Tarabrin açıklamasında şu cümlelere yer verdi:

Bu şekilde varılacak anlaşma, Filistin halkının kendi kaderini tayin hakkını kullanması ve başkenti Kudüs olan bağımsız, yaşanabilir ve birleşik bir Filistin devletinin ortaya çıkmasıyla sonuçlanacaktır.

Gazze’den gelen görüntüler dehşet verici’

İşgalci İsrail’in saldırılarının sürdüğü Gazze’deki şiddetin ‘daha önce görülmemiş ve felaket boyutlarına ulaştığını’ vurgulayan Tarabrin, “Mevcut şiddet dalgası sırasında hayatını kaybedenlerin toplam sayısı neredeyse 30 bindir. Bu rakam daha önceki Arap-İsrail savaşlarında ölenlerin sayısını çoktan aşmış durumda. Gazze’den gelen görüntüler dehşet verici” ifadesini kullandı. Vladimir Tarabrin, Gazze’deki halkın yüzde 90’ının zorla yerinden edildiğine ve ‘insanlık dışı koşullarda’ yaşadığına dikkat çekerek, “İsrail’in katı ablukası karşısında Gazze Şeridi gerçek bir insani felaket yaşamaktadır” dedi. Bölgedeki sivillerin abluka nedeniyle gıda, ilaç, yakıt ve temiz su sıkıntısı çektiğini belirten Tarabrin, “Temiz su kaynaklarına erişimin kısıtlı olması bulaşıcı hastalıkların yayılmasına neden olmaktadır. Tarım arazilerinin yüzde 20’sinden fazlası zarar görmüştür ve bu zarar bir daha asla telafi edilemeyecektir” değerlendirmesinde bulundu.

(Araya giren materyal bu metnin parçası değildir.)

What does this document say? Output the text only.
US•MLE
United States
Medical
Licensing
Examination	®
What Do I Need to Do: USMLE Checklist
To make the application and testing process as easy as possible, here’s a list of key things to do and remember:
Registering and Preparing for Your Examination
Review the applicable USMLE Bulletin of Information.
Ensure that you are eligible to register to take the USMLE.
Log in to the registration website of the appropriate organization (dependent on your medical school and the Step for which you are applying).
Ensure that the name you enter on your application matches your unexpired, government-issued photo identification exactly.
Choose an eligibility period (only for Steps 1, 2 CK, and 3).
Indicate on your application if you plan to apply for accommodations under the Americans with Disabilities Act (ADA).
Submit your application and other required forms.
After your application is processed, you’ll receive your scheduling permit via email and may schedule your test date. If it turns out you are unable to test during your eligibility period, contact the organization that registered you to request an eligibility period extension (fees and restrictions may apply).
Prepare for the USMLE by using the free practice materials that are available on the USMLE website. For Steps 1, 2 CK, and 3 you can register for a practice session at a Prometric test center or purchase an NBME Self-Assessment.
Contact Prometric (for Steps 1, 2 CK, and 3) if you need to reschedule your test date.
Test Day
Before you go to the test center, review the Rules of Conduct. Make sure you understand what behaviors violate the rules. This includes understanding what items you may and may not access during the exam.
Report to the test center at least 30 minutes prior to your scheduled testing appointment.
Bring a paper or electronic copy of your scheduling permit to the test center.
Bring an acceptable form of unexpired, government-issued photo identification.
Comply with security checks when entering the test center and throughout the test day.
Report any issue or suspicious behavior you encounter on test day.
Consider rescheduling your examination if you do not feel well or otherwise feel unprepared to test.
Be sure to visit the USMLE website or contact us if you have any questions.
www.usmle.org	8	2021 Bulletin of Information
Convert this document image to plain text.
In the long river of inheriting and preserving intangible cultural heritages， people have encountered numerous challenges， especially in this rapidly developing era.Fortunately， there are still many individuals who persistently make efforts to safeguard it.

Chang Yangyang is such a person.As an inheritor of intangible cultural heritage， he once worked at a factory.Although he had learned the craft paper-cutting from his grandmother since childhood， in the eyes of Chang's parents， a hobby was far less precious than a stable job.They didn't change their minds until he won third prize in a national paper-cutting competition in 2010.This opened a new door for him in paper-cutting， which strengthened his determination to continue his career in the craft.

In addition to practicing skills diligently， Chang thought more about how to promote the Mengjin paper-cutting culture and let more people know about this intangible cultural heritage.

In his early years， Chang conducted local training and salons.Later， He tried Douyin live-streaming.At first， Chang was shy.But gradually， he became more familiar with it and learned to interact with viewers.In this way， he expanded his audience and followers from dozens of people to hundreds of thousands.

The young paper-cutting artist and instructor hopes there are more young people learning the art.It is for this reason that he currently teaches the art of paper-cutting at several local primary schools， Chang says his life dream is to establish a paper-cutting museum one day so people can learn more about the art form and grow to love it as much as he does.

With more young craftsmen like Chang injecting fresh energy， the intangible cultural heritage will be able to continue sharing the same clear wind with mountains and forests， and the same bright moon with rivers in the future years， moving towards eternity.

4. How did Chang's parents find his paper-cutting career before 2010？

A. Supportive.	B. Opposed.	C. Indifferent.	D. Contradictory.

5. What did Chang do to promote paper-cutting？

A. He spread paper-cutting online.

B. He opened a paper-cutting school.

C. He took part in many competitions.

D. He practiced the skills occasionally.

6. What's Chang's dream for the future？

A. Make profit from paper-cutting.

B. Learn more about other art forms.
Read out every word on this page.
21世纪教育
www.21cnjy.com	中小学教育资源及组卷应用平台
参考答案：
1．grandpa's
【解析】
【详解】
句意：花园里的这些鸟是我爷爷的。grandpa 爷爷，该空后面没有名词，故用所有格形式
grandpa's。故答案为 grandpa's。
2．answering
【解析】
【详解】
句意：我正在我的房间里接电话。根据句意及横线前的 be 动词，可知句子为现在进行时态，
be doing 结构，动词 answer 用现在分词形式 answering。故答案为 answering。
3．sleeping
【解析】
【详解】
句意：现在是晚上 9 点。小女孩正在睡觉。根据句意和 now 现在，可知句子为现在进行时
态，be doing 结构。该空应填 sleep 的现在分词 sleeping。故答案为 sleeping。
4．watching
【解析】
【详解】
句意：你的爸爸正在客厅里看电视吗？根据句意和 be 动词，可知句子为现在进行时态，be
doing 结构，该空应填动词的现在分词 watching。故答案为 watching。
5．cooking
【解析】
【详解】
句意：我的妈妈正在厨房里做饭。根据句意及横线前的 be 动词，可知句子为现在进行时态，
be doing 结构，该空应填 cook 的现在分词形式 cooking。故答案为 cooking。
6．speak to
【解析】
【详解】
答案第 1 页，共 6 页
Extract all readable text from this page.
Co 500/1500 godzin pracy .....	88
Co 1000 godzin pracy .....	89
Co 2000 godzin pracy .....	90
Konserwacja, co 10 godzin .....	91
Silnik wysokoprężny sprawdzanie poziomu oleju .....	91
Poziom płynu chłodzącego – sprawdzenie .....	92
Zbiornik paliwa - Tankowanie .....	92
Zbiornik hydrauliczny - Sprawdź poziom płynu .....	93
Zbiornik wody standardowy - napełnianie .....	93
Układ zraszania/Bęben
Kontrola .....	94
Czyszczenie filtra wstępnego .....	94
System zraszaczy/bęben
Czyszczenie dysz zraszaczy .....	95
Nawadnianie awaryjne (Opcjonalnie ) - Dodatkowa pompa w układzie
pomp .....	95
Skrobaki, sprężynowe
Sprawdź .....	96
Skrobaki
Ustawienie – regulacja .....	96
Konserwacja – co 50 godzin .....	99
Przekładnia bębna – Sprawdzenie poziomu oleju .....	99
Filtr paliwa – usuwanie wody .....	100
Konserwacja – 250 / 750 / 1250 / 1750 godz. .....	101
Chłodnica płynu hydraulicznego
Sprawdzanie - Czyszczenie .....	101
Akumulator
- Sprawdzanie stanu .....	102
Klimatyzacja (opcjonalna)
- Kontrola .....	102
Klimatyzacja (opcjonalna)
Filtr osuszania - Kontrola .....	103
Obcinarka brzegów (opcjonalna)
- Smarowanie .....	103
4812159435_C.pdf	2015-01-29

Tarabrin, Hamas’ın 7 Ekim 2023’teki eylemlerinin Gazze’deki sivillerin ‘toplu cezalandırılmasını’ haklı gösteremeyeceğini savunarak, “İsrail’deki yetkililerin ve bazı Batılı ülkelerin, İsrail’in vatandaşlarını koruma görevine atıfta bulunarak sivillere yönelik ayrım gözetmeyen şiddeti savunmaya çalışmasının mantığını kabul edemeyiz.” ifadelerini kullandı.